Creatures of Light is a unique exhibit for its focus on the different examples of bioluminescence; from fireflies to glowworms, jellyfish, anglerfish to fluorescent corals. It is also sophisticated in how it has combined ipads, music, low light, an information that can be fascinating for a five year old or a seasoned scholar. Personally, I found the entire experience very soothing, I guess because the lights were low, it seemed to be a very relaxing atmosphere and the faint glow that was visible, was organic, natural and alive. I wonder if perhaps the evolution and ability of these creatures to have developed such complex yet simple life ways are due to the tranquility of their dark world. Is light associated with stress, darkness with tranquility? I can think of examples where the opposite could be argued to be true. Perhaps we as humans should think about exploring the night and develop an ability of seeing in darkness. We may discover the inner glow of life.
About the Explorers
Dr. David Gruber is a marine biologist who uses extended-range SCUBA and Remote Operated Vehicle technologies to explore the deeper portion of the world’s coral reefs. His research focuses on photosynthesis and biofluorescence and his research team has discovered over 30 novel fluorescent proteins, including the brightest one found to date. He is currently funded by the National Science Foundation to design and engineer a submersible specifically to study bioluminescence and biofluorescence of deep coral reefs. David is committed to communicating science to the general public. His writings have appeared in The New Yorker and The Best American Science Writing and he is the co-author of “Aglow in the Dark: The Revolutionary Science of Biofluorescence” (Harvard University Press, 2006), which he is currently co-producing into a 3-D IMAX film in conjunction with the National Film Board of Canada. David received his PhD in Biological Oceanography in 2007 from Rutgers Institute of Marine and Coastal Sciences. He is a Research Associate in Invertebrate Zoology at AMNH and Assistant Professor of Biology and Environmental Science at Baruch College, City University of New York
Dr. John Sparks is Curator-in-Charge in the Department of Ichthyology at the American Museum of Natural History.

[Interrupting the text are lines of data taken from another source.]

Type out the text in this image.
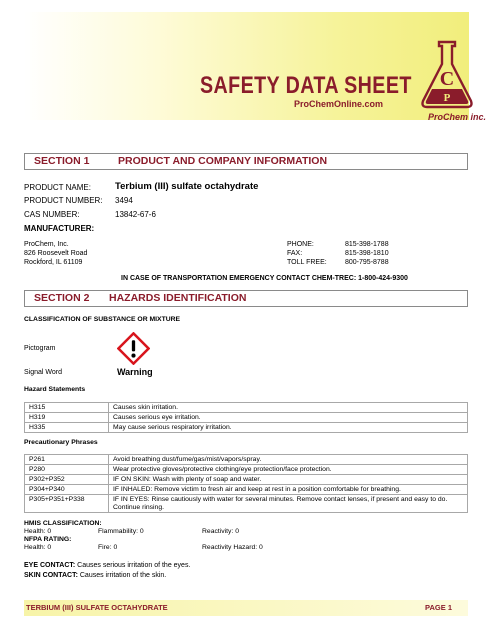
SAFETY DATA SHEET
ProChemOnline.com
C
P
ProChem inc.
SECTION 1	PRODUCT AND COMPANY INFORMATION
PRODUCT NAME:	Terbium (III) sulfate octahydrate
PRODUCT NUMBER: 3494
CAS NUMBER:	13842-67-6
MANUFACTURER:
ProChem, Inc.
826 Roosevelt Road
Rockford, IL 61109
PHONE:	815-398-1788
FAX:	815-398-1810
TOLL FREE:	800-795-8788
IN CASE OF TRANSPORTATION EMERGENCY CONTACT CHEM-TREC: 1-800-424-9300
SECTION 2 HAZARDS IDENTIFICATION
CLASSIFICATION OF SUBSTANCE OR MIXTURE
Pictogram
Signal Word	Warning
Hazard Statements
H315	Causes skin irritation.
H319	Causes serious eye irritation.
H335	May cause serious respiratory irritation.
Precautionary Phrases
P261	Avoid breathing dust/fume/gas/mist/vapors/spray.
P280	Wear protective gloves/protective clothing/eye protection/face protection.
P302+P352	IF ON SKIN: Wash with plenty of soap and water.
P304+P340	IF INHALED: Remove victim to fresh air and keep at rest in a position comfortable for breathing.
P305+P351+P338	IF IN EYES: Rinse cautiously with water for several minutes. Remove contact lenses, if present and easy to do. Continue rinsing.
HMIS CLASSIFICATION:
Health: 0	Flammability: 0	Reactivity: 0
NFPA RATING:
Health: 0	Fire: 0	Reactivity Hazard: 0
EYE CONTACT: Causes serious irritation of the eyes.
SKIN CONTACT: Causes irritation of the skin.
TERBIUM (III) SULFATE OCTAHYDRATE	PAGE 1
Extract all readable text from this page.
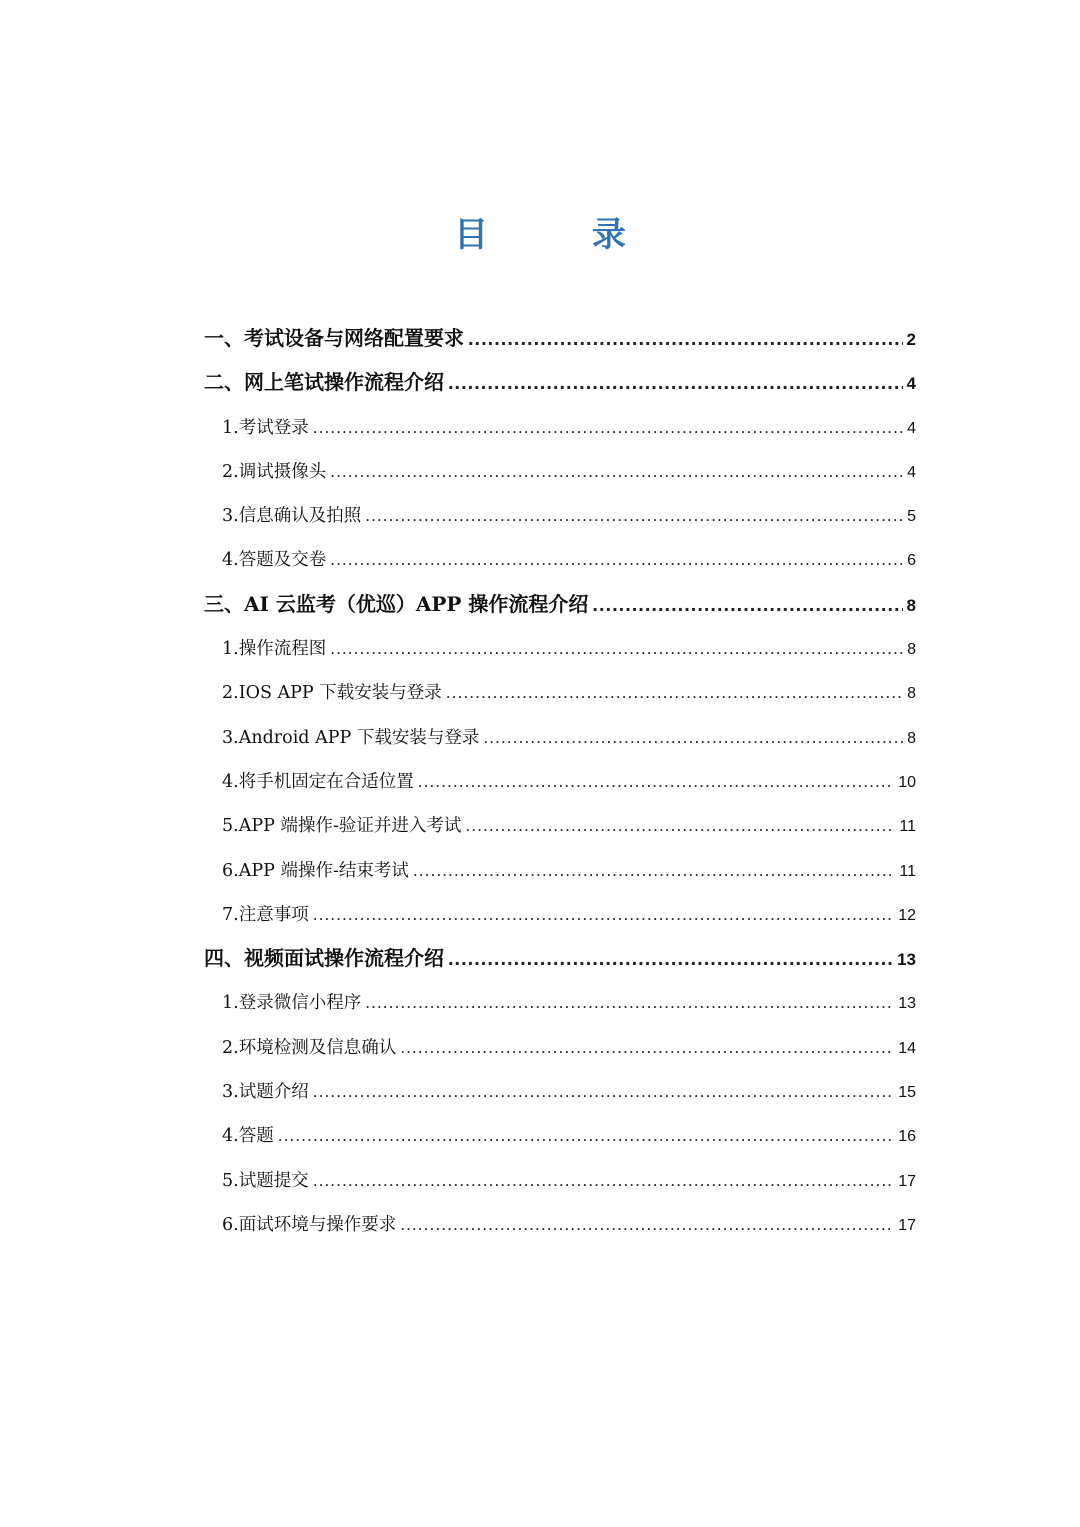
目 录
一、考试设备与网络配置要求 .....	2
二、网上笔试操作流程介绍 .....	4
1.考试登录 .....	4
2.调试摄像头 .....	4
3.信息确认及拍照 .....	5
4.答题及交卷 .....	6
三、AI 云监考（优巡）APP 操作流程介绍 .....	8
1.操作流程图 .....	8
2.IOS APP 下载安装与登录 .....	8
3.Android APP 下载安装与登录 .....	8
4.将手机固定在合适位置 .....	10
5.APP 端操作-验证并进入考试 .....	11
6.APP 端操作-结束考试 .....	11
7.注意事项 .....	12
四、视频面试操作流程介绍 .....	13
1.登录微信小程序 .....	13
2.环境检测及信息确认 .....	14
3.试题介绍 .....	15
4.答题 .....	16
5.试题提交 .....	17
6.面试环境与操作要求 .....	17
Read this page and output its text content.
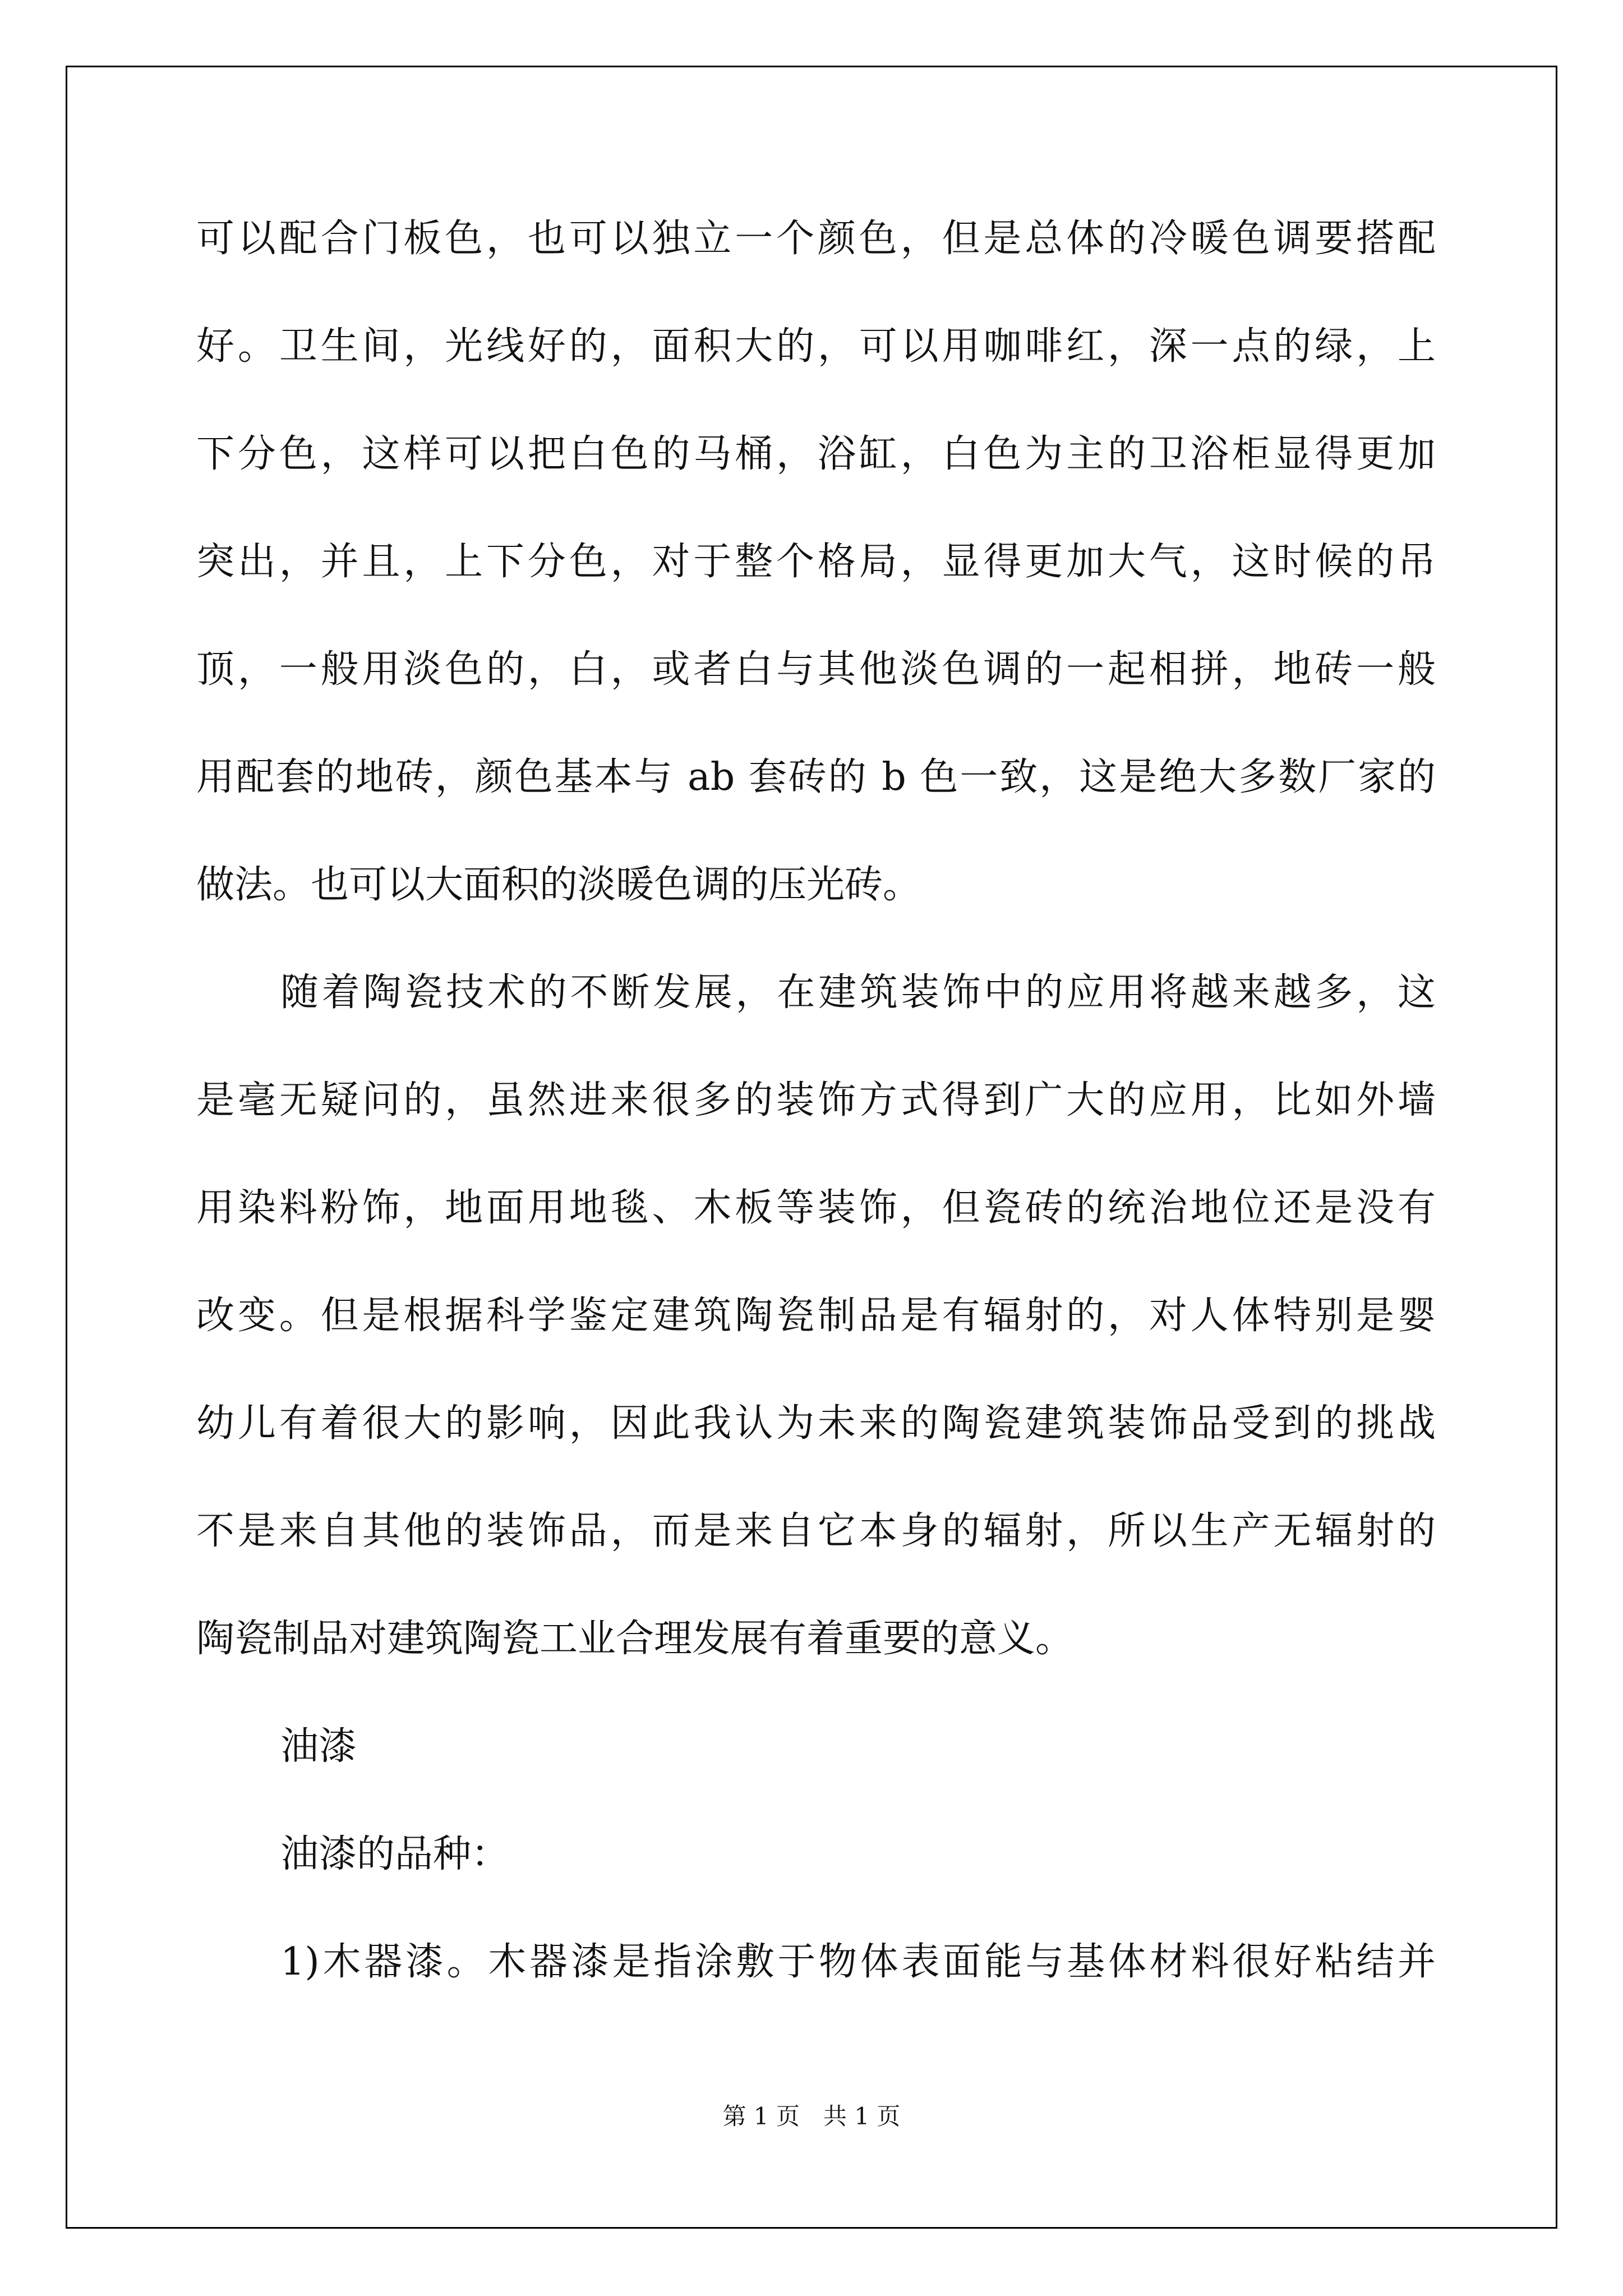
可以配合门板色，也可以独立一个颜色，但是总体的冷暖色调要搭配
好。卫生间，光线好的，面积大的，可以用咖啡红，深一点的绿，上
下分色，这样可以把白色的马桶，浴缸，白色为主的卫浴柜显得更加
突出，并且，上下分色，对于整个格局，显得更加大气，这时候的吊
顶，一般用淡色的，白，或者白与其他淡色调的一起相拼，地砖一般
用配套的地砖，颜色基本与 ab 套砖的 b 色一致，这是绝大多数厂家的
做法。也可以大面积的淡暖色调的压光砖。
随着陶瓷技术的不断发展，在建筑装饰中的应用将越来越多，这
是毫无疑问的，虽然进来很多的装饰方式得到广大的应用，比如外墙
用染料粉饰，地面用地毯、木板等装饰，但瓷砖的统治地位还是没有
改变。但是根据科学鉴定建筑陶瓷制品是有辐射的，对人体特别是婴
幼儿有着很大的影响，因此我认为未来的陶瓷建筑装饰品受到的挑战
不是来自其他的装饰品，而是来自它本身的辐射，所以生产无辐射的
陶瓷制品对建筑陶瓷工业合理发展有着重要的意义。
油漆
油漆的品种：
1)木器漆。木器漆是指涂敷于物体表面能与基体材料很好粘结并
第 1 页　共 1 页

He travels the world in search of bioluminescent and biofluorescent organisms, primarily marine fishes. His research is focused on reconstructing the evolution of the bacteria-driven bioluminescent signaling system in ponyfishes—small, laterally compressed fishes that occur in the Indian Ocean and Western Pacific that have light organs surrounding their throats. He is also investigating the evolution of hearing in fishes, the origin and biogeography of Madagascar’s freshwater fishes, and the evolution of bioluminescence across marine fishes. Dr. Sparks’ recent fieldwork includes biotic surveys and inventories of both freshwater and nearshore marine fishes in Madagascar, the Indo-Pacific region, South America, the Caribbean, and the Western Atlantic. He is also a professor in the Richard Gilder Graduate School at the Museum and an adjunct professor in the Department of EEEB at Columbia University. Dr. Sparks received a M. Sc. in biology from the University of Michigan in 1997 and a Ph.D. in ecology and evolutionary biology from the University of Michigan in 2001. He joined the Museum in 2002.